Comb Jelly found here
Nellie died under somewhat mysterious circumstances in Sydney’s St Vincent’s Hospital in 1931. ABC’s Rewind program revealed why when it was aired in 2004
Historians have long puzzled over her death certificate. It says she died from septicaemia, but how did she contract this fatal infection? For 70 years, the nuns at St Vincent’s kept the cause of Melba’s death a secret. NURSING SISTER’S MEDICAL REPORT: “While in Europe, Dame Nellie Melba had a facelift, possibly in Switzerland. But an infection developed, so that by the time her homeward voyage had progressed as far as the Red Sea, she had erysipelas and was seriously ill. Not only was Dame Nellie in great pain from the incision on each side of her face, but she had a heart condition. She was specialised by a Sister of Charity and so strict were the rules of confidentiality that scarcely any other member of the nursing staff knew the nature of the complaint, even to this day.”

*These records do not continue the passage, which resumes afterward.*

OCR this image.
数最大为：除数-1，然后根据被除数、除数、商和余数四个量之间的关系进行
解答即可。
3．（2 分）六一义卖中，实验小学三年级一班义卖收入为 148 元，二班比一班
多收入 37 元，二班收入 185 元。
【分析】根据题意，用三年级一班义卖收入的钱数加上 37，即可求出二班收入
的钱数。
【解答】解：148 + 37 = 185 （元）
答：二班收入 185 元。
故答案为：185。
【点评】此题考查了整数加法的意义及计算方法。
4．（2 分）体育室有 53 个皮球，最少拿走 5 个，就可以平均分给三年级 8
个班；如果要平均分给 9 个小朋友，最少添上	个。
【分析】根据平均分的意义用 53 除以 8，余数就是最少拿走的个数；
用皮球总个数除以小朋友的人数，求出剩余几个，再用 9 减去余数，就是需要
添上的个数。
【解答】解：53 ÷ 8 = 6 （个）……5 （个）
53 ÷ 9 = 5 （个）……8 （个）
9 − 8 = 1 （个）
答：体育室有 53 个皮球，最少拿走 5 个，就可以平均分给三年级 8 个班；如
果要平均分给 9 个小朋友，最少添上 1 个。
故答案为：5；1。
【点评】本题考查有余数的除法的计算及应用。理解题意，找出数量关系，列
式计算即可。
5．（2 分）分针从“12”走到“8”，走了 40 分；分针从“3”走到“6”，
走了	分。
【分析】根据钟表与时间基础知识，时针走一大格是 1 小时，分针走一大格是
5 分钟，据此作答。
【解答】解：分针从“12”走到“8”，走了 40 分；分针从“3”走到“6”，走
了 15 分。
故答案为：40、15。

Percy Grainger, like Dame Nellie was also from Melbourne. As well as being an extremely talented composer and pianist he was fluent in 11 languages.
image of Percy found here
Grainger’s energy was legendary. In London, he was known as “the jogging pianist” for his habit of racing through the streets to a concert, where he would bound on stage at the last minute because he preferred to be in a state of utter exhaustion when playing. After finishing a concert while touring in South Africa, he then walked 105 km to the next, arriving just in time to perform.
image found here
In 1910, Grainger began designing and making his own clothing, ranging from jackets to shorts, togas, muumuus and leggings, all made from towels and also intricate grass and beaded skirts. The clothing was not just for private use but he often wore it in public.
jacket inspired by Grainger found here
A sado-masochist, with a particular enthusiasm for flagellation, Grainger extensively documented and photographed everything he and his wife did. His walls and ceilings were covered in mirrors so that after sessions of self-flagellation he could take pictures of himself from all angles, documenting each image with details such as date, time, location, whip used, and camera settings.
He gave most of his earnings from 1934–1935 to the University of Melbourne for the creation and maintenance of a museum dedicated to himself. Along with his manuscript scores and musical instruments, he donated photos, 83 whips, and a pair of his blood-soaked shorts.